Арбузов отличался удивительным жизнелюбием, неподвластностью старению, постоянным и искренним интересом к молодежи, желанием понять (но далеко не всегда - принять) изменяющиеся идеалы и ценности. Влюбленный вы жизнь, драматург дарит своим героям на склоне лет возможность радости, счастья и покоя. Арбузов любит своих героев, можно сказать, всех без исключения, даже самых непривлекательных, жестоких, неумных. Он никогда не теряет веры в своего героя, всегда дает ему шанс на счастье в любой ситуации, даже самой неблагоприятной. Нередко исследователи творчества Арбузова отмечали, что у него вообще нет отрицательных персонажей. Плохие люди – есть, как и в жизни, но даже они не становятся в его пьесах персонажами строго отрицательными. При этом драматург вовсе не слащав и не сентиментален, несмотря на свое доброе отношение к мелодраме, а скорее мудр и терпелив. «Он слишком хорошо знал, - замечает М. Рощин, - как богата неоднородным, многослойным и подводным жизнь каждого человека… и пытался об этом сказать». Сам Арбузов, отвечая на упреки в излишнем благодушии, в том что он не снимает, глядя на своих героев и в целом на жизнь, розовых очков, писал: «Как только я начинал его понимать, я прощал ему его грехи, а прощеный он переставал быть отрицательным»
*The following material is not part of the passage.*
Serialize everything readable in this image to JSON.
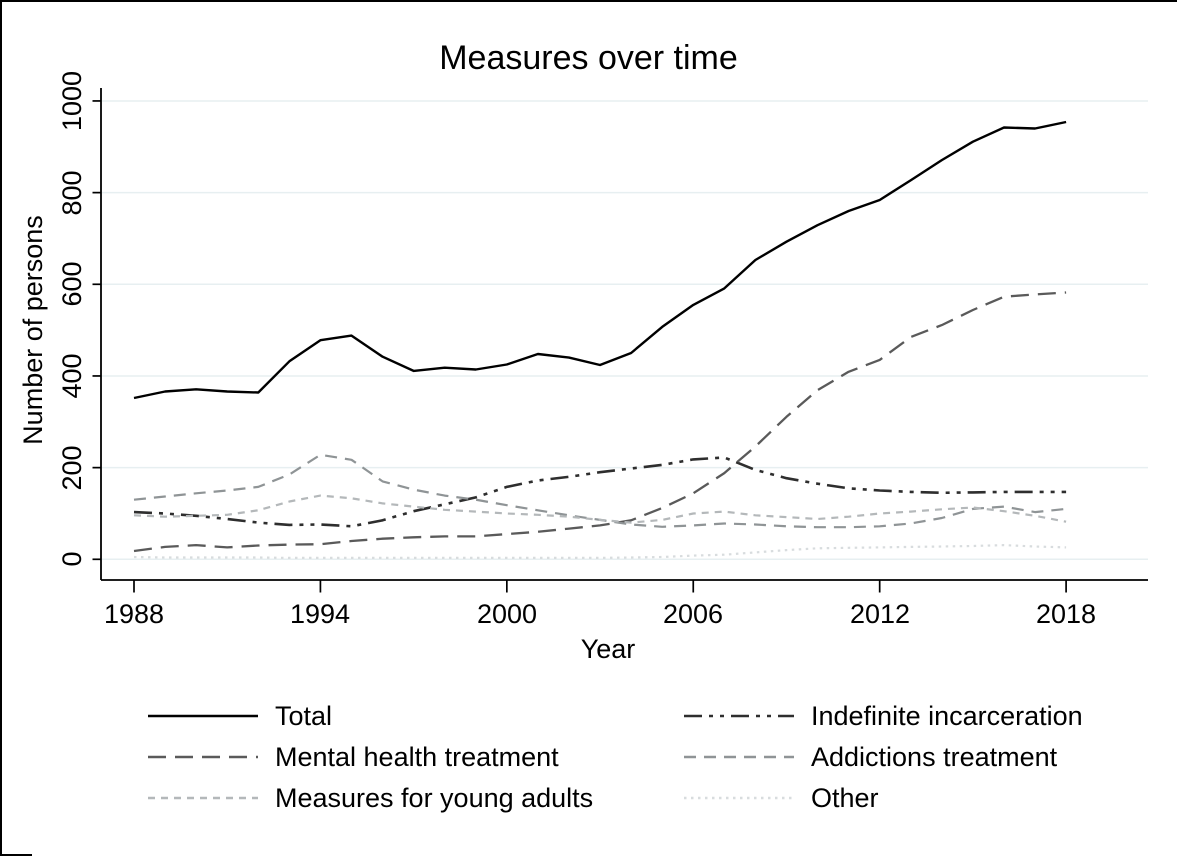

Арбузов много помогал молодым коллегам-литераторам: он заметил талант А. Володина, поддержал первые шаги в драматургии Ю. Эдлиса, очень ценил творчество А. Вампилова, тяжело переживал его раннюю гибель и немало сделал для постановки его пьес. В течении 15 лет вел организованную им студию-мастерскую молодых драматургов. В ней была собрана талантливая молодежь, составляющая теперь драматургический авангард 80-90х (Л. Петрушевская, В. Славкин, М. Розовский, О. Кучкина, А. Родионова и др.) Парадокс был в том, что эти писатели не стали в привычном смысле учениками Арбузова, не продолжили «арбузовскую школу». Напротив, драматург собрал вокруг себя людей другого поколения, другого миропонимания, работающих в другой, гораздо более жесткой стилистике. Арбузов не стремился переделать своих воспитанников, навязать им свою тему и свой взгляд на жизнь. Знаменитый актер театра и кино М. Ульянов, не раз игравший в арбузовских пьесах, вспоминал о драматурге: «Его драматургия не была точным сколком действительности. Это была больше мечта, желание видеть реальность такой… Когда жизнь становилась более жесткой, драматурги, особенно молодые, тоже стали более жесткими, стали глубоко запускать руки в раны жизни… И начали как бы отменять его (Арбузова). При этом самое потрясающее, что он дружил с этими молодыми, не боялся подставить им свое плечо. Редкостное свойство, когда в искусстве человек никого не загораживает».
Арбузов и сам учился у молодежи, пытался разобраться, чем она так не похожа на его сверстников и что их все-таки роднит. Вырастала и поворачивалась разными гранями очень важная в его драматургии тема отцов и детей, отчуждение и обретения ими друг друга. Она звучит во многих его произведениях, но наиболее остро в «Жестоких играх» - пьесе, во многом навеянной беседами с участниками студии. Ее молодые герои – Кай, Неля, Терентий, Никита – не прощают старшим ошибок и платят им той же монетой: жестоким отторжением и равнодушием. Драматург встревожено предостерегает от этих «жестоких игр» и родителей, и детей, подчеркивая ценность родственных связей, чувства «дома».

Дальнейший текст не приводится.